Healthy tendon is associated with organized and aligned extracellular matrix (ECM) that becomes disorganized with disease, yet the mechanisms and pathogenesis of tendon disease remain poorly understood. Tendons that "wrap-around" joints, such as the flexor digitorum longus (FDL) tendon, contain a unique ECM that shares similarities with diseased tendons, which can be leveraged to study tendon cell biology across distinct loading environments.
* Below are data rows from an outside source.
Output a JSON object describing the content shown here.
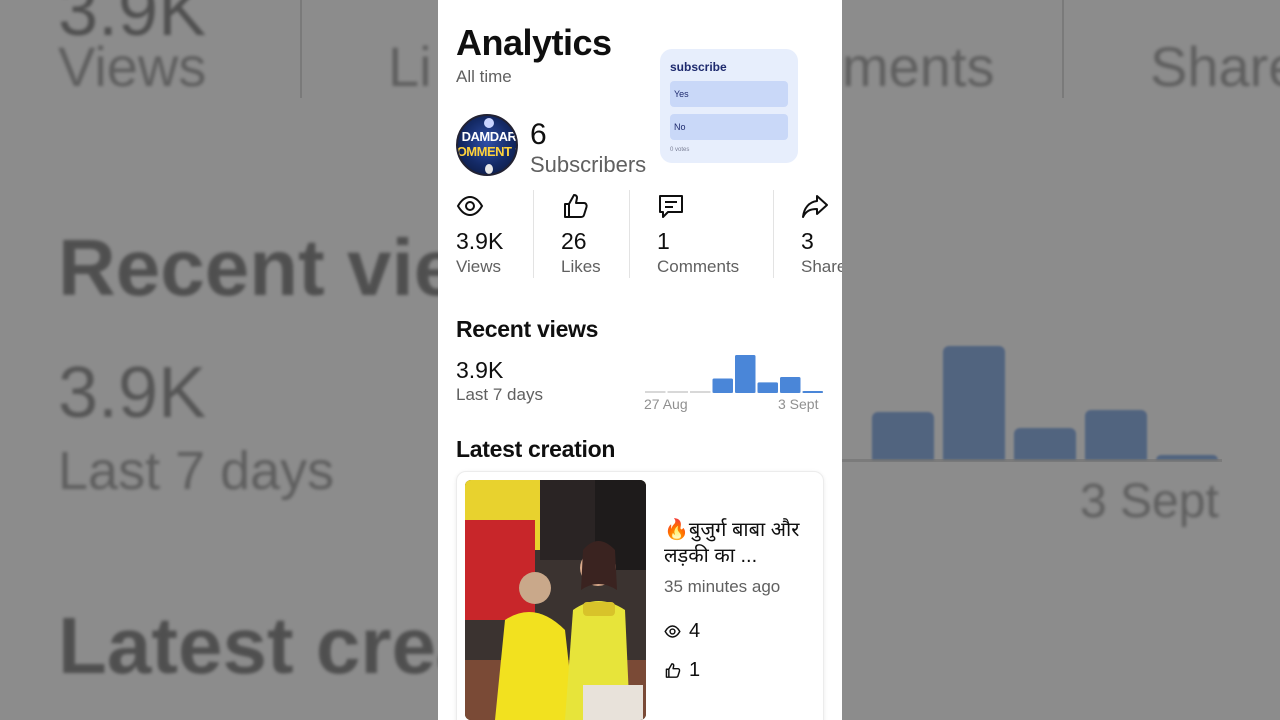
{
  "header": {
    "title": "Analytics",
    "subtitle": "All time"
  },
  "poll": {
    "question": "subscribe",
    "options": [
      "Yes",
      "No"
    ],
    "votes": "0 votes"
  },
  "channel": {
    "avatar_text_line1": "DAMDAR",
    "avatar_text_line2": "OMMENT 1",
    "subscriber_count": "6",
    "subscriber_label": "Subscribers"
  },
  "stats": [
    {
      "icon": "eye-icon",
      "value": "3.9K",
      "label": "Views"
    },
    {
      "icon": "thumbs-up-icon",
      "value": "26",
      "label": "Likes"
    },
    {
      "icon": "comment-icon",
      "value": "1",
      "label": "Comments"
    },
    {
      "icon": "share-icon",
      "value": "3",
      "label": "Shares"
    }
  ],
  "recent_views": {
    "heading": "Recent views",
    "value": "3.9K",
    "label": "Last 7 days",
    "axis_start": "27 Aug",
    "axis_end": "3 Sept"
  },
  "chart_data": {
    "type": "bar",
    "x_start": "27 Aug",
    "x_end": "3 Sept",
    "values": [
      0,
      0,
      0,
      0.38,
      1.0,
      0.28,
      0.42,
      0.03
    ],
    "value_unit": "fraction of the tallest bar (no value scale shown)",
    "color": "#4a86d8",
    "baseline_color": "#d8d8d8"
  },
  "latest": {
    "heading": "Latest creation",
    "video_title": "🔥बुजुर्ग बाबा और लड़की का ...",
    "time": "35 minutes ago",
    "views": "4",
    "likes": "1"
  },
  "background": {
    "row1": [
      "Views",
      "Li",
      "ments",
      "Share"
    ],
    "heading1": "Recent vie",
    "value": "3.9K",
    "label": "Last 7 days",
    "axis_end": "3 Sept",
    "heading2": "Latest crea"
  }
}
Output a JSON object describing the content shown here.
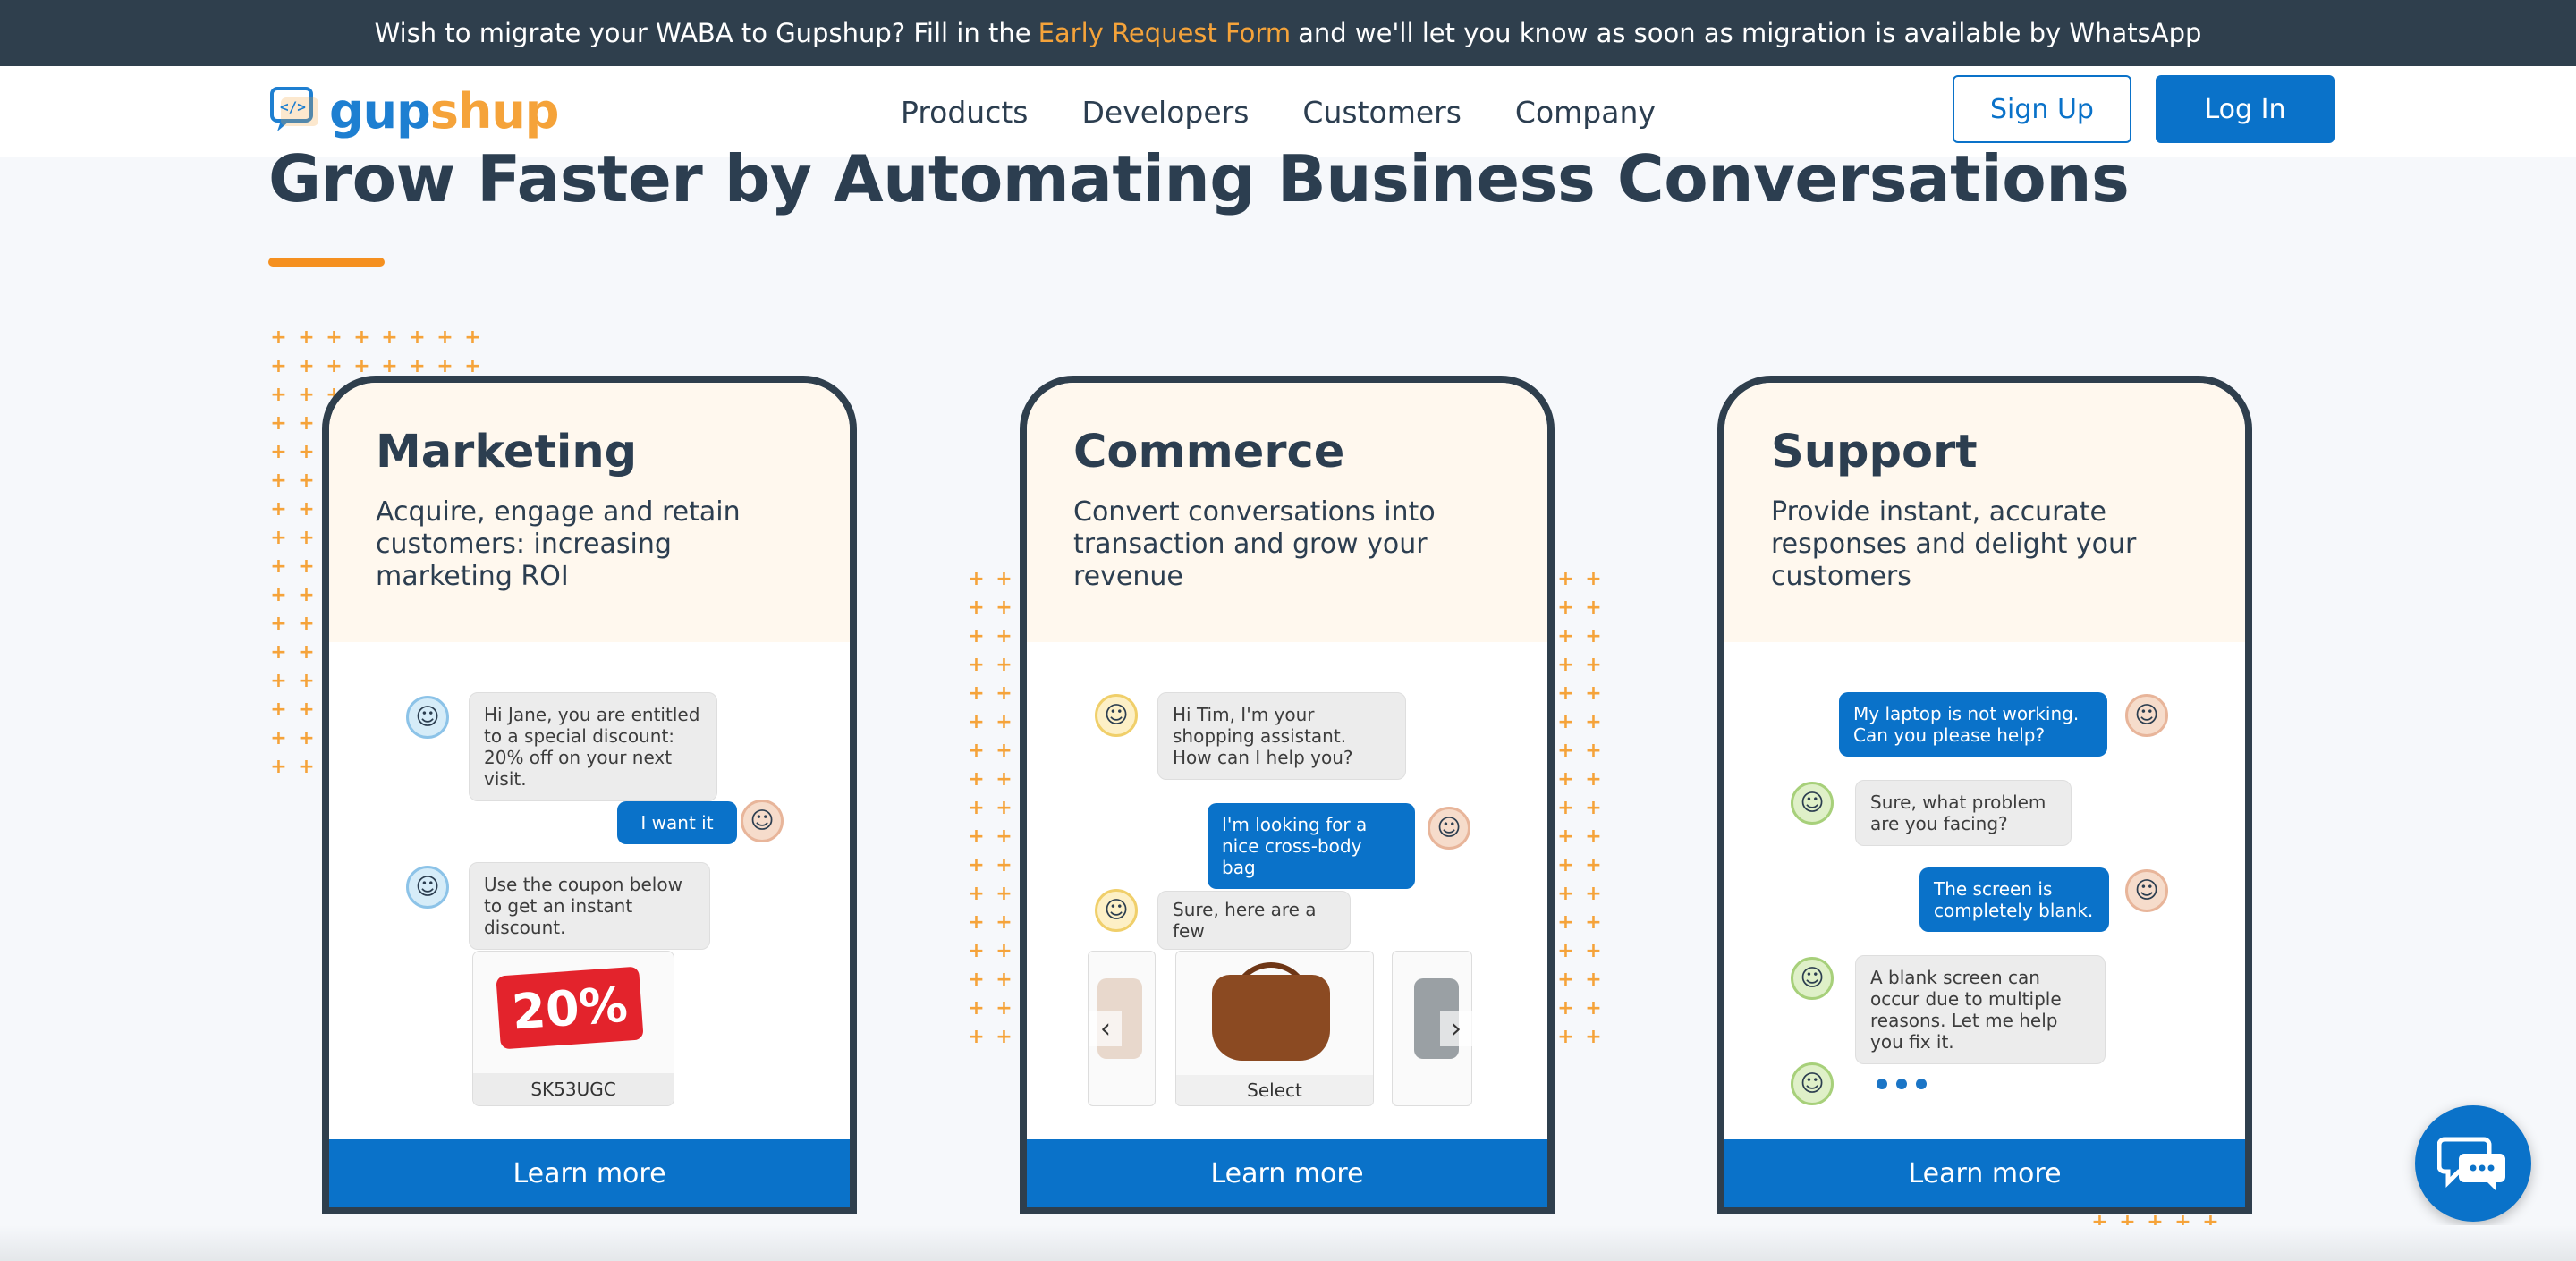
{
  "banner": {
    "text_before": "Wish to migrate your WABA to Gupshup? Fill in the",
    "link": "Early Request Form",
    "text_after": "and we'll let you know as soon as migration is available by WhatsApp"
  },
  "nav": {
    "logo_part1": "gup",
    "logo_part2": "shup",
    "items": [
      "Products",
      "Developers",
      "Customers",
      "Company"
    ],
    "signup": "Sign Up",
    "login": "Log In"
  },
  "hero": {
    "headline": "Grow Faster by Automating Business Conversations"
  },
  "cards": [
    {
      "title": "Marketing",
      "description": "Acquire, engage and retain customers: increasing marketing ROI",
      "button": "Learn more",
      "chat": {
        "msg1": "Hi Jane, you are entitled to a special discount: 20% off on your next visit.",
        "msg2": "I want it",
        "msg3": "Use the coupon below to get an instant discount.",
        "coupon_percent": "20%",
        "coupon_code": "SK53UGC"
      }
    },
    {
      "title": "Commerce",
      "description": "Convert conversations into transaction and grow your revenue",
      "button": "Learn more",
      "chat": {
        "msg1": "Hi Tim, I'm your shopping assistant. How can I help you?",
        "msg2": "I'm looking for a nice cross-body bag",
        "msg3": "Sure, here are a few",
        "product_label": "Select"
      }
    },
    {
      "title": "Support",
      "description": "Provide instant, accurate responses and delight your customers",
      "button": "Learn more",
      "chat": {
        "msg1": "My laptop is not working. Can you please help?",
        "msg2": "Sure, what problem are you facing?",
        "msg3": "The screen is completely blank.",
        "msg4": "A blank screen can occur due to multiple reasons. Let me help you fix it."
      }
    }
  ],
  "colors": {
    "banner_bg": "#2f3f4d",
    "accent_orange": "#f5a33a",
    "primary_blue": "#0a72c9",
    "text_dark": "#2c3e50"
  }
}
The pericellular matrix (PCM) is a critical matrix structure that is understudied in tendon and is likely involved in tendon mechanosensation and homeostasis. Two components of the tendon PCM, biglycan and collagen VI, are known regulators of tendon function and are implicated in tendon disease. Given the implication of PCM molecules in regulating tendon properties, this work sought to define the regional development of a murine wrap-around tendon, how biglycan influences these regional properties, and the extent to which these mechanisms involve collagen VI. Gene expression and histological analyses demonstrated regional divergence in FDL tendon properties by P14. While biglycan knockout did not result in broad disruptions to gene expression or the behavior of Scx+ or Col6a1+ cells, several genes were dysregulated with biglycan deficiency. These changes corresponded with inferior mechanical properties in biglycan-deficient tendons. This work defines the development of regional FDL tendon properties and demonstrates that biglycan knockout impacts these regional properties through a collagen VI-independent mechanism. Results from this work provide understanding of biglycan regulation in tendon and lay the foundation for future work researching tendon mechanosensitive mechanisms.